O espelho mostra que na metamorfose dos dias, o cinza restou quando o castanho se foi. Na barba, bigode, cabelos, pelos corporais.
Tudo se acinzentou!
É como se as cores originais se escondessem nas estrias das pálpebras, da testa, da boca e das orelhas a escorrerem pelo pescoço em busca de guardar a alegria do verde, azul, vermelho, amarelo e até do preto, já que acinzentar é descolorir, é opacar, é marcar a finitude.
O castanho virou cinza rareado na calva quase pelada, fotografia do resto que é cinza, como já disse alguém, e concordo. É neutralidade, é ausência da emoção que se não é amarga e azeda, afastam-se do doce e o salgado para restar o umami que se diz gostoso, mas existe apenas na imaginação. Umami é lembrança de como são as cores perdidas.
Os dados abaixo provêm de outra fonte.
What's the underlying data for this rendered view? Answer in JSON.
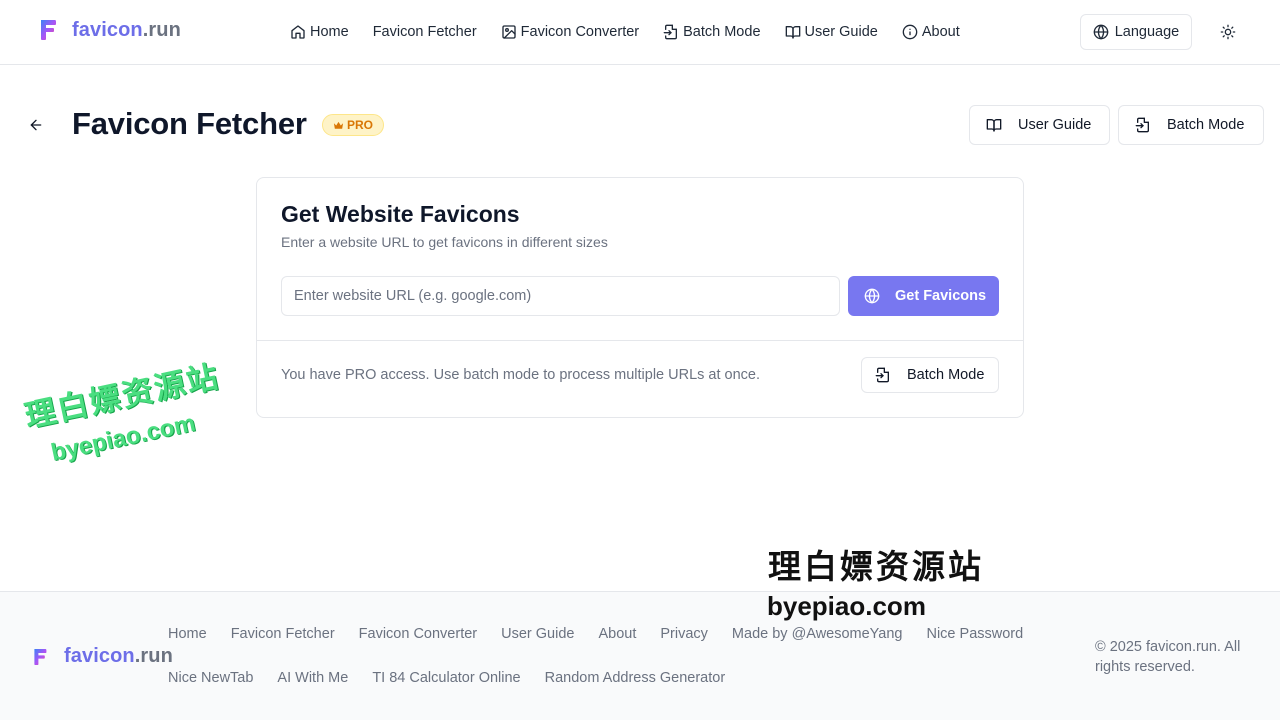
{
  "header": {
    "logo": {
      "part1": "favicon",
      "part2": ".run"
    },
    "nav": [
      {
        "label": "Home",
        "icon": "home-icon"
      },
      {
        "label": "Favicon Fetcher",
        "icon": ""
      },
      {
        "label": "Favicon Converter",
        "icon": "image-icon"
      },
      {
        "label": "Batch Mode",
        "icon": "file-import-icon"
      },
      {
        "label": "User Guide",
        "icon": "book-icon"
      },
      {
        "label": "About",
        "icon": "info-icon"
      }
    ],
    "language_label": "Language",
    "theme_icon": "sun-icon"
  },
  "page": {
    "title": "Favicon Fetcher",
    "badge": "PRO",
    "actions": {
      "user_guide": "User Guide",
      "batch_mode": "Batch Mode"
    }
  },
  "card": {
    "title": "Get Website Favicons",
    "subtitle": "Enter a website URL to get favicons in different sizes",
    "input_placeholder": "Enter website URL (e.g. google.com)",
    "input_value": "",
    "submit_label": "Get Favicons",
    "note": "You have PRO access. Use batch mode to process multiple URLs at once.",
    "batch_label": "Batch Mode"
  },
  "watermark": {
    "cn": "理白嫖资源站",
    "en": "byepiao.com"
  },
  "footer": {
    "logo": {
      "part1": "favicon",
      "part2": ".run"
    },
    "links_row1": [
      "Home",
      "Favicon Fetcher",
      "Favicon Converter",
      "User Guide",
      "About",
      "Privacy",
      "Made by @AwesomeYang",
      "Nice Password"
    ],
    "links_row2": [
      "Nice NewTab",
      "AI With Me",
      "TI 84 Calculator Online",
      "Random Address Generator"
    ],
    "copyright": "© 2025 favicon.run. All rights reserved."
  },
  "colors": {
    "brand": "#6d6ee8",
    "primary_button": "#7877f0",
    "pro_badge_bg": "#fef3c7",
    "pro_badge_text": "#d97706",
    "watermark_green": "#4ade80"
  }
}
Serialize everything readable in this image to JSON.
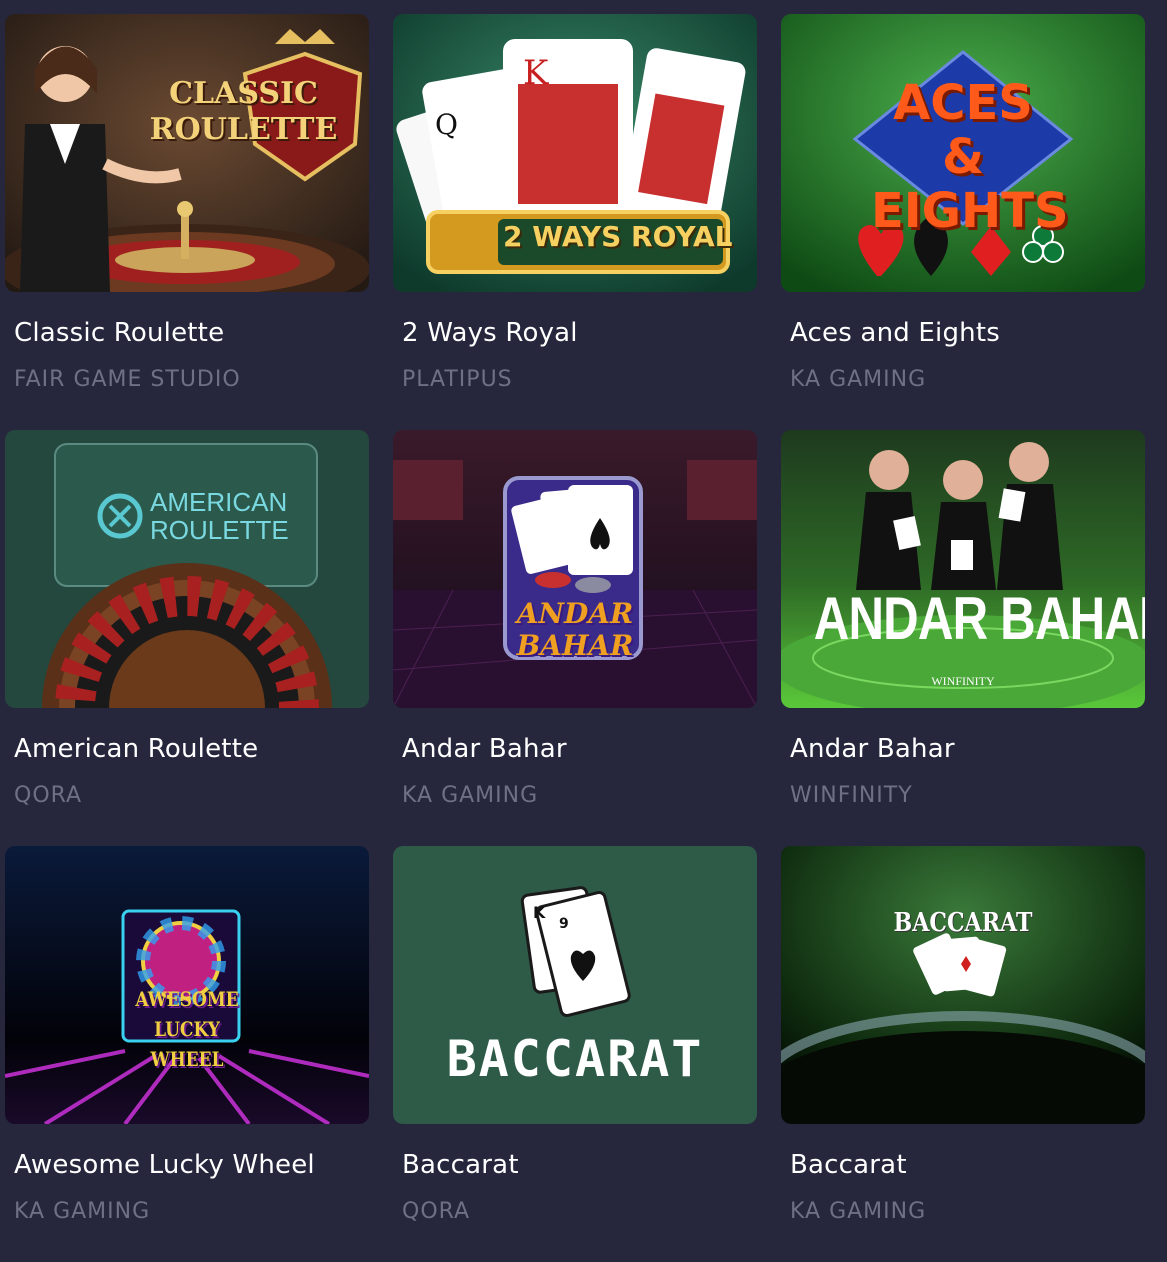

Cinza é sobra? É o que remanesce depois de o fogo retirar a essência do todo? A ambiguidade entre o bom e o mau, o bem e o mal? O moralmente cinzento? O conteúdo, a vontade, o desejo sendo trocados pela lamentação, transitoriedade e luto? A intermediação do branco ao preto?
Há mais cinza nas paredes dos nossos dias do que pode avaliar nossa vã filosofia. Mas, será que o cinza nada possui de nobre e de bom?
Se é neutra a cor, a resposta tanto pode ser sim como não; se representa ausência, é sinal de que nem veio e nem foi; se de fato é elegância, esteve e se pôs; ou se talvez, solidez e estabilidade, representa inércia. O fato é que nossos dias vão se acinzentando como o cair do sol num dia de inverno, cujos raios se recolhem friorentos em busca de um agasalho que não terá. E, nesse meio-estímulo e meia-tranquilidade, o tempo passa fomentando angústias, chiados, muxoxos despidos das emoções de outrora.
O que se fez, está; o que não, esqueça!
Pois os dias cinzas tendem a se negritar e, nessa perplexidade entre a vontade e a consecução, dobram os sinos a dizer a tristeza do já foi. Passou...
Mas sorte que as cinzas deixadas não morrem aí. São generosas e compreensivas.
Como nada morre e tudo se transforma, ela se conserva quente na esperança de que um vento se aproxime e a sopre e o fazendo, alerte a brasa ali guardada de que ainda há vida na sua essência, e que deve se reavivar em uma segunda oportunidade à vida e, quem sabe, ao amor... A sublimidade do amor a viver sob o calor das cinzas.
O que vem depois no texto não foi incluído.